Nine years ago they were “real and spectacular.” Now they’re just “real.” Oh, come on. Those puppies are practically pop-culture artifacts. If they’re going to be pop artifacts, my deathbed wish is that somebody cuts them off, freezes them, puts them in a frame and auctions them off for a million dollars for some fabulous women’s charity.

For now, just tell us about spending the day naked on your show.
Well, you can’t do real nudity on ABC, so I had little tape things stuck all over me. I went out at 6:30 in the morning, flung off my robe and said, “OK, everyone, I’m mortified, but we’re gonna be looking at it all day, so let’s just get it over with. Here it is! Look!”

You’ve come a long way from the “unattractive nerd” you’ve described your adolescent self as being.
Oh, I’m still a nerd, make no mistake.
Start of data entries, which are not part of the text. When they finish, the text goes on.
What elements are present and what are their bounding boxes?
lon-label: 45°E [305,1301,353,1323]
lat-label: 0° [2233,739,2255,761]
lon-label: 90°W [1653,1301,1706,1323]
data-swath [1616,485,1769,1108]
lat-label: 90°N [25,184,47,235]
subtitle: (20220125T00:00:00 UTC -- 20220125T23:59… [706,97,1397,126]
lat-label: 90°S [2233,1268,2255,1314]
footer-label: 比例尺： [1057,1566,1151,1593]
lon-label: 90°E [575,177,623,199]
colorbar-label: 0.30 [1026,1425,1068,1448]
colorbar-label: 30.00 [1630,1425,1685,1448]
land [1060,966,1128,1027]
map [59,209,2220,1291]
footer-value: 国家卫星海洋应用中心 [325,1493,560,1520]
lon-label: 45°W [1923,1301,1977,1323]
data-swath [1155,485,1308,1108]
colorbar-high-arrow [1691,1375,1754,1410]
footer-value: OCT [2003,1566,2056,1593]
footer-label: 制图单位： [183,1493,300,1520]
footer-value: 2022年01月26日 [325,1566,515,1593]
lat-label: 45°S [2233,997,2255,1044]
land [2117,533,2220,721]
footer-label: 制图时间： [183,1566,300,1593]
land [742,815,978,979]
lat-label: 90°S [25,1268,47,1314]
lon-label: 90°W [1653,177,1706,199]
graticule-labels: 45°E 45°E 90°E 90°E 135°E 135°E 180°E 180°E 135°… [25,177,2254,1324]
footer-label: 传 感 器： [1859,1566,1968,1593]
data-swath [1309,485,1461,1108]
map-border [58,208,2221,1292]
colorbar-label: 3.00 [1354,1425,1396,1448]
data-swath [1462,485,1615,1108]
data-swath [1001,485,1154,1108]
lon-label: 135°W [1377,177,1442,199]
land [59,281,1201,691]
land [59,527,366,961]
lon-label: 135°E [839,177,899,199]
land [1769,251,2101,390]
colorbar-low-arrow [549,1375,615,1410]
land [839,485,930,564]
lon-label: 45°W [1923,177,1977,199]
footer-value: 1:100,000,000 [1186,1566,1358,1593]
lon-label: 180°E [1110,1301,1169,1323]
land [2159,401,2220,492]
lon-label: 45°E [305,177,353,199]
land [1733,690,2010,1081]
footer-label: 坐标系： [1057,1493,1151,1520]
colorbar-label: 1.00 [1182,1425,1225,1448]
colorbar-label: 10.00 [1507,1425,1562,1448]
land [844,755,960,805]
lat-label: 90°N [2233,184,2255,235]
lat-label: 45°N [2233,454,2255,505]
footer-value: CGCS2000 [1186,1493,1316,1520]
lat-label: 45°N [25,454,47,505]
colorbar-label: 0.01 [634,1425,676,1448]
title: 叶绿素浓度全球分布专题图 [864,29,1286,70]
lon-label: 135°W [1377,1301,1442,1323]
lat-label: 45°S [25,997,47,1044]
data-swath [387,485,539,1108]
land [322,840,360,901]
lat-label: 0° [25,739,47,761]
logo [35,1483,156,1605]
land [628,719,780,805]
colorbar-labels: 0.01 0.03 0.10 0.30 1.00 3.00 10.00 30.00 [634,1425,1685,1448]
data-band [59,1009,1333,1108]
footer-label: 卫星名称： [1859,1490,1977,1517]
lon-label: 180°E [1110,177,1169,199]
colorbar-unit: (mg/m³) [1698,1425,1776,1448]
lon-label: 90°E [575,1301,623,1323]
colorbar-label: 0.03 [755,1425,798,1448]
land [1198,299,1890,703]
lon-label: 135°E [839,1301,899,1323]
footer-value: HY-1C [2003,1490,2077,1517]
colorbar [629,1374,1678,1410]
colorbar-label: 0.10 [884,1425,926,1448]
But I distinctly remember leaving sophomore year of high school with no breasts. Then something happened over the summer and I came back with breasts that I wasn’t even aware I had. Suddenly, the seniors were asking me out. I was thrilled.

So just like your character on the show, your pipes are clogged?
Soooo clogged!

Maybe you need to call a plumber.
Oh, I do. I did, actually, ask a guy out on a date today, which is really big for me. I met him a few weeks ago and haven’t been able to get him out of my head, so I called information and got his number, and we’re going to go out. See? I’m not making myself out to be desperate, I really am. So if this works out, he’s a lucky man. We’ll see. God, cut to January when this comes out and I’ll be crying and sobbing somewhere.